Zauberwort Neutralität
Die Schweizer bevorzugen traditionell ihr eigenes Süppchen zu kochen. Neutralität ist das Schlüsselwort. Es ist wichtig, unter dem Radar zu bleiben, sich mit allen gut zu stellen und nicht aufzufallen – das ist die Devise. Im Februar äußerte der Historiker Sacha Zala noch die Hoffnung, dass die Schweiz dank dieser Strategie auch von Strafzöllen verschont bleibt.
«Das kann bis zu einem gewissen Grad funktionieren», meinte er im Sender SRF. Aber es sei «eine falsche Hoffnung zu denken: nur, weil man sich – in Anführungszeichen – gut benommen hat, wird man nicht bestraft.»
Seit dem russischen Krieg gegen die Ukraine gerät die Schweiz in zunehmend schwierigere Gewässer. Erst nach einigem Zögern begann sie, die europäischen Sanktionen zu unterstützen, indem sie es ablehnte, bereits erworbene Schweizer Munition an die Ukraine weiterzuleiten. Kritiker sind der Meinung, dass die Schweiz bei der Suche nach russischen Oligarchengeldern nicht ambitioniert genug war.
Annäherung an die EU?
Für die Schweizer Sozialdemokraten ist aber klar, wo die Reise hingehen sollte: Richtung EU. «Es ist höchste Zeit, dass wir unsere Selbstüberschätzung „wir allein gegen die ganze Welt“ aufgeben und unseren Weg gemeinsam mit Europa gehen», schrieb die Abgeordnete im Ständerat, Franziska Roth, auf Instagram. Die Wirtschaftsverbände verweisen darauf, dass die Konkurrenz aus der EU mit 15 Prozent US-Zöllen nun markante Wettbewerbsvorteile hat.
Der Wirtschaftsverband Economiesuisse ist für eine engere Kooperation mit der EU: «Wir sind aufgrund unserer geografischen Lage umgeben von EU-Staaten und haben deshalb ein großes Eigeninteresse, mit der EU in für uns relevanten Bereichen eng zusammenzuarbeiten», schreibt er vor Veröffentlichung der US-Zölle.
Die Schweiz hat der EU in der Vergangenheit mehrmals Absagen erteilt. Als mühsam ausgehandelte bilaterale Verträge mit einem Rahmenvertrag aufgewertet werden sollten, verhandelten sie erst, um dann auf der Zielgeraden 2021 doch wieder abzuwinken. Gegen das neue Vertragswerk opponiert die stärkste Partei, die Rechtsaußen angesiedelte SVP.
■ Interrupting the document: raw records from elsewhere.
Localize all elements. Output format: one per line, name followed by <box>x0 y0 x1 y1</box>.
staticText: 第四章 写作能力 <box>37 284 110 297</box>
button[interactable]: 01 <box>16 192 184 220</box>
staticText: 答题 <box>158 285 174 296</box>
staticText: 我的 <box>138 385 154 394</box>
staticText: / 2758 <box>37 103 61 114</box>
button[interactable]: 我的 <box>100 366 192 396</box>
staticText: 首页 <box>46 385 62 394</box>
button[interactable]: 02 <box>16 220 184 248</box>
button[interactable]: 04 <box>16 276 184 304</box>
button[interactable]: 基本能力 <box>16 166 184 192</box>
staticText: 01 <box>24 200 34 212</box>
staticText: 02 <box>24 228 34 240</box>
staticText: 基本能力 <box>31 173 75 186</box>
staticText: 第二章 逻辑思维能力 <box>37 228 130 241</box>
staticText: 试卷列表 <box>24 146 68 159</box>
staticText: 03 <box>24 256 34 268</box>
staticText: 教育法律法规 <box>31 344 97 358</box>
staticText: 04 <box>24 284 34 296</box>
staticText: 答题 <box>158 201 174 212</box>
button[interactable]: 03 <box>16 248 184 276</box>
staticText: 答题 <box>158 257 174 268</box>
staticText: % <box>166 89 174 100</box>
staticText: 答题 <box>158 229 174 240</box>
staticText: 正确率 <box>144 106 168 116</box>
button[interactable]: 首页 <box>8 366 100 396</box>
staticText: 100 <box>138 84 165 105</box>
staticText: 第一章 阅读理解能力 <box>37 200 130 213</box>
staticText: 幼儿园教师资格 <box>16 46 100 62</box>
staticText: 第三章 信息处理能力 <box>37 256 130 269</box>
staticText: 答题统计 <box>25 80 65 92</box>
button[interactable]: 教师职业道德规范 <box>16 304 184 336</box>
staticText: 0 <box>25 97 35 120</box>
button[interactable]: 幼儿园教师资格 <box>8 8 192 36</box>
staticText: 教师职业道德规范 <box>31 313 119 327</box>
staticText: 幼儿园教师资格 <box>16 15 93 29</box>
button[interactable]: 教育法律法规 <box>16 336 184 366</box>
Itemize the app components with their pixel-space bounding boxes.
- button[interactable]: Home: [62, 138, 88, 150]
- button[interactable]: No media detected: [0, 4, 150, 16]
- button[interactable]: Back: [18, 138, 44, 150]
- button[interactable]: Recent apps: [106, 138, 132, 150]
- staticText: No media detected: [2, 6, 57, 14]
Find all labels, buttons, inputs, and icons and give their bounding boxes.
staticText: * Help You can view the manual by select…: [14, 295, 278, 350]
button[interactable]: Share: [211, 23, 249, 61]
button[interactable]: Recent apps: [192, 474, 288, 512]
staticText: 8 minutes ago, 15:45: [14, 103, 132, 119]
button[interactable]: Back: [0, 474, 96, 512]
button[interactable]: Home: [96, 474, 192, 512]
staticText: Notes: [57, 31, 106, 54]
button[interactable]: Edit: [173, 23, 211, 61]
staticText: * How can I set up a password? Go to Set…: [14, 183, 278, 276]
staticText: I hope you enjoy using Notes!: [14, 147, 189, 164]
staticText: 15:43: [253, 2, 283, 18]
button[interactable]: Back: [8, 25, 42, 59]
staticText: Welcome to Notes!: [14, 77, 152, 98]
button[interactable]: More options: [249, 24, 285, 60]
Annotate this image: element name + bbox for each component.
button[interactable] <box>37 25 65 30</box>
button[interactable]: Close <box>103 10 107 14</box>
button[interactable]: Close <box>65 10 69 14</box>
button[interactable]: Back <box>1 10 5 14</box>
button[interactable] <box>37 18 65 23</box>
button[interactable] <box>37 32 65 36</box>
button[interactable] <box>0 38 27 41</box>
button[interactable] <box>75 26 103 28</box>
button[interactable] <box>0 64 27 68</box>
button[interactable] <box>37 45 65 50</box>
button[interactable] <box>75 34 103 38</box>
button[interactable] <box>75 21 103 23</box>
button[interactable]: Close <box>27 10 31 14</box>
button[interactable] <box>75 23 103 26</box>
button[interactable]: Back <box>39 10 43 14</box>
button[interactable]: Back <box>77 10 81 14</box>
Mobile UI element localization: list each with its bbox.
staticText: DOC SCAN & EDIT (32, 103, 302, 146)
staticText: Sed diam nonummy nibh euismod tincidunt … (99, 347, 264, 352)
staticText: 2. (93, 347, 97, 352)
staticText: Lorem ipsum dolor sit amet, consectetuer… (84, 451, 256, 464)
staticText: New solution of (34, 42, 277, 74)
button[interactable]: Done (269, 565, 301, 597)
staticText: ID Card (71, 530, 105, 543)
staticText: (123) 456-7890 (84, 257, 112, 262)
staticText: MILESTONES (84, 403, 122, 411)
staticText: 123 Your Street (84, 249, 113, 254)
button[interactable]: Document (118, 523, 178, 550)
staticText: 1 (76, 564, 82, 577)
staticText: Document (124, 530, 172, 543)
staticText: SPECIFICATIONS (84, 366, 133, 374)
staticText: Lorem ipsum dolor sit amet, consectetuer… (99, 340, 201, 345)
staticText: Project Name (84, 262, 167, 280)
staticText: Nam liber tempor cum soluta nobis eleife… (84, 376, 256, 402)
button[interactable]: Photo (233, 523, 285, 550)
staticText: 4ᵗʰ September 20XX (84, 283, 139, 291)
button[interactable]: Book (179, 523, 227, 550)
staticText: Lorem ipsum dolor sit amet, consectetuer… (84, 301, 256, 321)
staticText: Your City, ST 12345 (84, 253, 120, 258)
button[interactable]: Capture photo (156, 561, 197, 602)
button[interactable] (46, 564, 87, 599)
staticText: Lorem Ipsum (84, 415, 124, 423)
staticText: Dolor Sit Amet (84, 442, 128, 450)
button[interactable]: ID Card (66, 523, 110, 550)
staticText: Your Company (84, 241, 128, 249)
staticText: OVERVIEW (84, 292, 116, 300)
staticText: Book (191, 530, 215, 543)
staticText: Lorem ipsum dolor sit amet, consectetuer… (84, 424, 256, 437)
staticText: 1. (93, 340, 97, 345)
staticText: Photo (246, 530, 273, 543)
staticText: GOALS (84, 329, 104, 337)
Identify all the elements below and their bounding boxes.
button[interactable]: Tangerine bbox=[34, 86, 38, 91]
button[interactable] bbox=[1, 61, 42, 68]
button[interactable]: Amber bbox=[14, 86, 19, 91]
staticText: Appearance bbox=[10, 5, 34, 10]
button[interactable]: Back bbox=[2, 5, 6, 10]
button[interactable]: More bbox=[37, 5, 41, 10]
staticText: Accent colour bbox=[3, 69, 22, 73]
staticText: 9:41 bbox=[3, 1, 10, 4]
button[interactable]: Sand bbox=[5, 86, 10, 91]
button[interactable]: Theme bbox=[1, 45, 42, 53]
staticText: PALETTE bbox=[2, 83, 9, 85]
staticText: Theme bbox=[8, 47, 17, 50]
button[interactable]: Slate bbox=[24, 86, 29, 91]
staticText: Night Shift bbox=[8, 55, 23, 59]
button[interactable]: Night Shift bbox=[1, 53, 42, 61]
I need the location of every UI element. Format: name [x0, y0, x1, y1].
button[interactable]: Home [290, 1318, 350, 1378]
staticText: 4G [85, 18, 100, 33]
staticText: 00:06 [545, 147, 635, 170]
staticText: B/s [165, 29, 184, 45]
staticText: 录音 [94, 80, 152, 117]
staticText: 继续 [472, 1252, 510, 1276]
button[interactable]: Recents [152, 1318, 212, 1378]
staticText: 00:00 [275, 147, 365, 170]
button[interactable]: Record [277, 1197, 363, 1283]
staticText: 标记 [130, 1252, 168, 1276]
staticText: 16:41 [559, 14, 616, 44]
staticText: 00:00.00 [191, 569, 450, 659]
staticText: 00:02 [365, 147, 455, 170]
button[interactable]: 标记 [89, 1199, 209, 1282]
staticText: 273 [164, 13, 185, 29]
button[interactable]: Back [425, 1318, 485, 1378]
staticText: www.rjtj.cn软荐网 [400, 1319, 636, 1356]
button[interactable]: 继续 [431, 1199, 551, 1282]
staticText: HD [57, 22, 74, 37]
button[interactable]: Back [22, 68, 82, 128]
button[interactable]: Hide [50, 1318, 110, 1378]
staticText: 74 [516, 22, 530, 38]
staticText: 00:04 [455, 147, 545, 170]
Schweizer Selbstbild: Die verlässliche Nation
Bundespräsidentin Karin Keller-Sutter macht in diesem Desaster eine besonders schlechte Figur. Im Frühjahr hatte sie nach einem Telefonat noch behauptet, sie habe wohl Zugang zu Trump gefunden. Dass dies ein Trugschluss war, wurde vom US-Präsidenten deutlich gemacht, während Keller-Sutter nun zu einem letzten Rettungsversuch Hals über Kopf nach Washington flog.
Noch während die gelernte Dolmetscherin in der Luft war, kanzelte Trump sie in einem Fernsehinterview wie ein Schulmädchen ab: «Sie hat einfach nicht zugehört», gab er ein weiteres Telefongespräch wider. Zeit hatte er für Keller-Sutter nicht, sie musste mit Außenminister Marco Rubio vorliebnehmen.
Keller-Sutter hänge dem Selbstbild der Schweiz als verlässliche Nation nach, schreibt die «Neue Zürcher Zeitung». «Doch was bringt das in einer Welt, in der die Willkür regiert? Was nützt es der Schweiz, berechenbar zu sein, wenn ein Präsident Zollsätze wie Hasen aus dem Hut zaubert?»